21 juin 2024 ● Louis-Charles Blais

Le titre est peut-être un peu intense, je l’avoue. Ce que j’aimerais discuter aujourd’hui, c’est les variables qui, selon mes tests, théories et expérience accumulée, vont gâcher ou réussir une torréfaction.

Il peut être difficile de démêler toutes les théories par rapport aux différentes variables de torréfaction et leur influence sur le goût final du café. Certaines théories se veulent basiques et sont très facile à prouver à l’aide de tests de torréfaction et de cupping mais d’autres sont basées sur des variables mal définies et sont difficile à approcher avec une méthode scientifique.

Les variables de la torréfaction

Avant tout, j’aimerais redéfinir certaines variables afin d’aider l’explication des théories liés à la torréfaction :

  • Bean Temp (BT) : Température des beans à l’intérieur du roaster, souvent mesuré avec un ou plusieurs thermomètres dans le drum, en contact avec le café.
  • Exhaust temp (ET) : Température de l’air à la sortie du drum.
  • First crack (FC) : Moment auquel le café commence à craquer. Le FC est perçu très clairement par le son dans un petit roaster tandis qu’il est plutôt détecté autrement que par le son dans des roasters plus gros et/ou plus bruyants. À ce moment, la pression à l’intérieur du grain le force à s’ouvrir et à craquer pour faire sortir l’humidité contenue à l’intérieur, maintenant transformée en vapeur. Tout dépendant du roaster, de la vitesse à laquelle on se rend au FC et du grain en question, la température à laquelle le FC commence peut varier. Pour nous, le FC arrive généralement entre 194 et 200 degrés sur la lecteur du BT.
  • Time to first crack (TTFC) : Il s’agit du temps requis pour se rendre au FC. En d’autres mots, si le FC intervient à 7min30 de roast, le TTFC est de 7min30 puisque le café a passé ce temps à roaster avant de crack.
  • Development time (DT) : Il s’agit du temps passé dans le roaster entre le FC et la fin du roast. Généralement interprété en minutes et en secondes, le DT peut donner un bon indicateur du niveau de torréfaction et de la couleur (entre autres).
  • Total time (TT) : Temps total du roast.
  • Development time ratio (DTR) : Amenée par Scott Rao dans les dernières années, la mesure du DTR consiste à représenter le ratio du DT par rapport au TT en pourcentage.
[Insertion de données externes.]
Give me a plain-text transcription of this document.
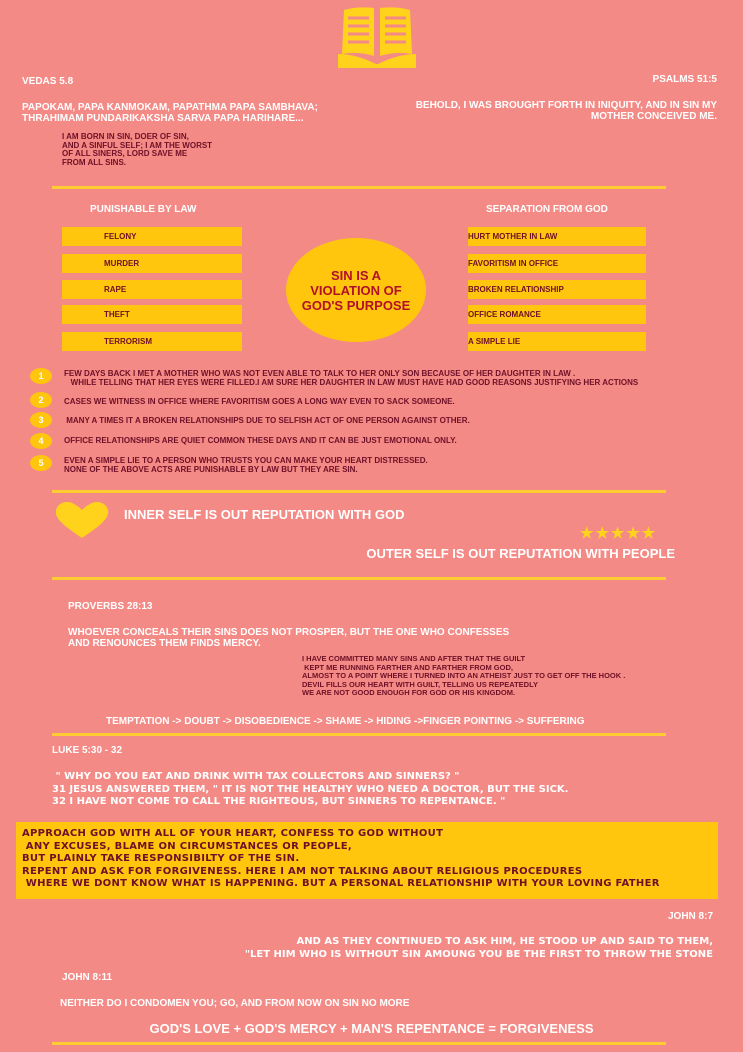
VEDAS 5.8
PAPOKAM, PAPA KANMOKAM, PAPATHMA PAPA SAMBHAVA;
THRAHIMAM PUNDARIKAKSHA SARVA PAPA HARIHARE...
I AM BORN IN SIN, DOER OF SIN,
AND A SINFUL SELF; I AM THE WORST
OF ALL SINERS, LORD SAVE ME
FROM ALL SINS.
PSALMS 51:5
BEHOLD, I WAS BROUGHT FORTH IN INIQUITY, AND IN SIN MY
MOTHER CONCEIVED ME.
PUNISHABLE BY LAW	SEPARATION FROM GOD
FELONY
MURDER
RAPE
THEFT
TERRORISM
HURT MOTHER IN LAW
FAVORITISM IN OFFICE
BROKEN RELATIONSHIP
OFFICE ROMANCE
A SIMPLE LIE
SIN IS A
VIOLATION OF
GOD'S PURPOSE
1	FEW DAYS BACK I MET A MOTHER WHO WAS NOT EVEN ABLE TO TALK TO HER ONLY SON BECAUSE OF HER DAUGHTER IN LAW .
WHILE TELLING THAT HER EYES WERE FILLED.I AM SURE HER DAUGHTER IN LAW MUST HAVE HAD GOOD REASONS JUSTIFYING HER ACTIONS
2	CASES WE WITNESS IN OFFICE WHERE FAVORITISM GOES A LONG WAY EVEN TO SACK SOMEONE.
3	MANY A TIMES IT A BROKEN RELATIONSHIPS DUE TO SELFISH ACT OF ONE PERSON AGAINST OTHER.
4	OFFICE RELATIONSHIPS ARE QUIET COMMON THESE DAYS AND IT CAN BE JUST EMOTIONAL ONLY.
5	EVEN A SIMPLE LIE TO A PERSON WHO TRUSTS YOU CAN MAKE YOUR HEART DISTRESSED.
NONE OF THE ABOVE ACTS ARE PUNISHABLE BY LAW BUT THEY ARE SIN.
INNER SELF IS OUT REPUTATION WITH GOD
★★★★★
OUTER SELF IS OUT REPUTATION WITH PEOPLE
PROVERBS 28:13
WHOEVER CONCEALS THEIR SINS DOES NOT PROSPER, BUT THE ONE WHO CONFESSES
AND RENOUNCES THEM FINDS MERCY.
I HAVE COMMITTED MANY SINS AND AFTER THAT THE GUILT
KEPT ME RUNNING FARTHER AND FARTHER FROM GOD,
ALMOST TO A POINT WHERE I TURNED INTO AN ATHEIST JUST TO GET OFF THE HOOK .
DEVIL FILLS OUR HEART WITH GUILT, TELLING US REPEATEDLY
WE ARE NOT GOOD ENOUGH FOR GOD OR HIS KINGDOM.
TEMPTATION -> DOUBT -> DISOBEDIENCE -> SHAME -> HIDING ->FINGER POINTING -> SUFFERING
LUKE 5:30 - 32
" WHY DO YOU EAT AND DRINK WITH TAX COLLECTORS AND SINNERS? "
31 JESUS ANSWERED THEM, " IT IS NOT THE HEALTHY WHO NEED A DOCTOR, BUT THE SICK.
32 I HAVE NOT COME TO CALL THE RIGHTEOUS, BUT SINNERS TO REPENTANCE. "
APPROACH GOD WITH ALL OF YOUR HEART, CONFESS TO GOD WITHOUT
ANY EXCUSES, BLAME ON CIRCUMSTANCES OR PEOPLE,
BUT PLAINLY TAKE RESPONSIBILTY OF THE SIN.
REPENT AND ASK FOR FORGIVENESS. HERE I AM NOT TALKING ABOUT RELIGIOUS PROCEDURES
WHERE WE DONT KNOW WHAT IS HAPPENING. BUT A PERSONAL RELATIONSHIP WITH YOUR LOVING FATHER
JOHN 8:7
AND AS THEY CONTINUED TO ASK HIM, HE STOOD UP AND SAID TO THEM,
"LET HIM WHO IS WITHOUT SIN AMOUNG YOU BE THE FIRST TO THROW THE STONE
JOHN 8:11
NEITHER DO I CONDOMEN YOU; GO, AND FROM NOW ON SIN NO MORE
GOD'S LOVE + GOD'S MERCY + MAN'S REPENTANCE = FORGIVENESS
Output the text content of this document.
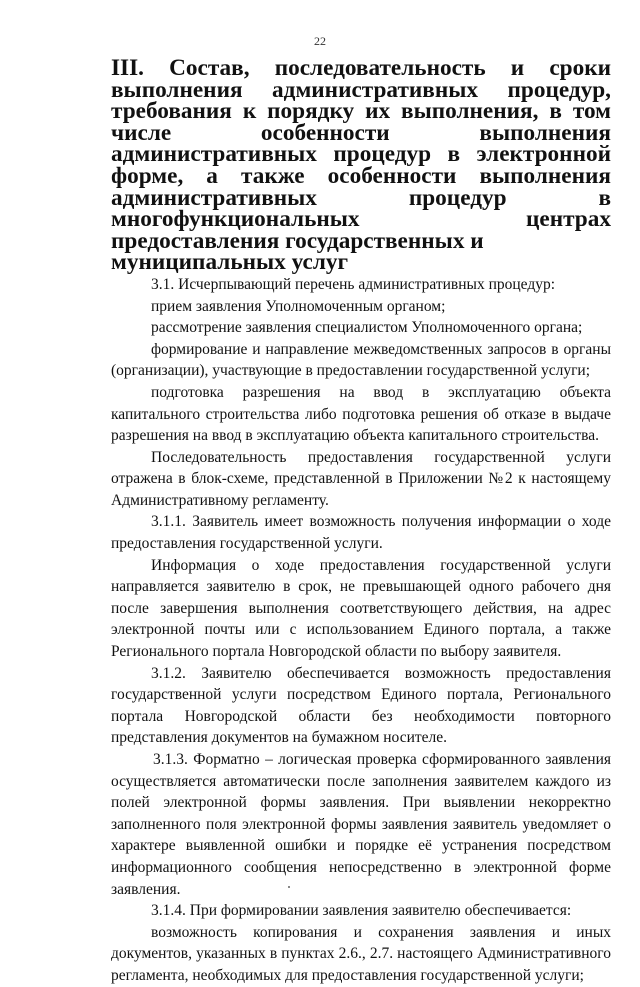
22
III. Состав, последовательность и сроки выполнения административных процедур, требования к порядку их выполнения, в том числе особенности выполнения административных процедур в электронной форме, а также особенности выполнения административных процедур в многофункциональных центрах
предоставления государственных и муниципальных услуг

3.1. Исчерпывающий перечень административных процедур:

прием заявления Уполномоченным органом;

рассмотрение заявления специалистом Уполномоченного органа;

формирование и направление межведомственных запросов в органы (организации), участвующие в предоставлении государственной услуги;

подготовка разрешения на ввод в эксплуатацию объекта капитального строительства либо подготовка решения об отказе в выдаче разрешения на ввод в эксплуатацию объекта капитального строительства.

Последовательность предоставления государственной услуги отражена в блок-схеме, представленной в Приложении №2 к настоящему Административному регламенту.

3.1.1. Заявитель имеет возможность получения информации о ходе предоставления государственной услуги.

Информация о ходе предоставления государственной услуги направляется заявителю в срок, не превышающей одного рабочего дня после завершения выполнения соответствующего действия, на адрес электронной почты или с использованием Единого портала, а также Регионального портала Новгородской области по выбору заявителя.

3.1.2. Заявителю обеспечивается возможность предоставления государственной услуги посредством Единого портала, Регионального портала Новгородской области без необходимости повторного представления документов на бумажном носителе.

3.1.3. Форматно – логическая проверка сформированного заявления осуществляется автоматически после заполнения заявителем каждого из полей электронной формы заявления. При выявлении некорректно заполненного поля электронной формы заявления заявитель уведомляет о характере выявленной ошибки и порядке её устранения посредством информационного сообщения непосредственно в электронной форме заявления.

3.1.4. При формировании заявления заявителю обеспечивается:

возможность копирования и сохранения заявления и иных документов, указанных в пунктах 2.6., 2.7. настоящего Административного регламента, необходимых для предоставления государственной услуги;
Par exemple, si le TT est de 10 minutes et le DT est de 2 minutes, on pourrait dire que le DTR est de 20%. Pour moi, cette mesure est surtout utile afin de comparer une courbe à une autre provenant d’un différent roaster. Je discuterai plus tard de cette variable et de pourquoi je la trouve trop subjective à la situation pour être réellement utilisée.
  • End temp : La température de fin du roast est hyper importante dans le processus de torréfaction. Il s’agit évidemment de la température à laquelle nous allons terminer la torréfaction et sortir le café du roaster pour l’envoyer au refroidissement. Il s’agit d’un des facteurs qui influence la couleur et le niveau de torréfaction.
  • Rate of rise (RoR) : Il s’agit de la vitesse à laquelle la température monte à l’intérieur du roaster. C’est un dérivé direct de la température et non une variable en tant que tel. Simplement une manière de voir le progrès du roast et de mesurer « l’inertie » de la torréfaction. J’utilise inertie avec des guillemets évidemment puisque ce n’est pas réellement de l’inertie mais simplement une manière de le visualiser. Un peu comme un speed-o-meter dans une voiture, le RoR donne une interprétation de la vitesse du roast et donc selon sa vitesse, on peut estimer combien de temps on mettra à se rendre à notre température finale. Allez lire notre article sur le RoR pour une meilleure compréhension!
  • Couleur : La couleur finale du café. Pour le bien de la cause, je vais donner des indication de couleur basées sur du café moulu, ce qui ne prend évidemment moins bien en compte la distribution de couleur mais qui donne une meilleure idée globale. La couleur est mesurée en Agtron, plus c’est haut et plus c’est pâle.
  • Weight loss (WL) : La perte de poids est un effet de la torréfaction puisque l’humidité contenue à l’intérieur du grain est évaporée et une bonne partie du chaff est retiré. Lorsqu’on termine une batch, on peut mesurer la perte de poids et l’exprimer en pourcentage. Nos tests ont prouvé que la perte de poids est un indicateur de consistence dans la torréfaction mais ne peut en aucun cas être utilisée pour définir un café ou un profil puisqu’elle ne dévoile absolument rien sur la courbe de torréfaction.

Je pense que ça suffit!

Les relations entre les variables de la torréfaction

Voici maintenant quelques relations entre les différentes variables qui pourrons mettre en situation les différentes théories à venir.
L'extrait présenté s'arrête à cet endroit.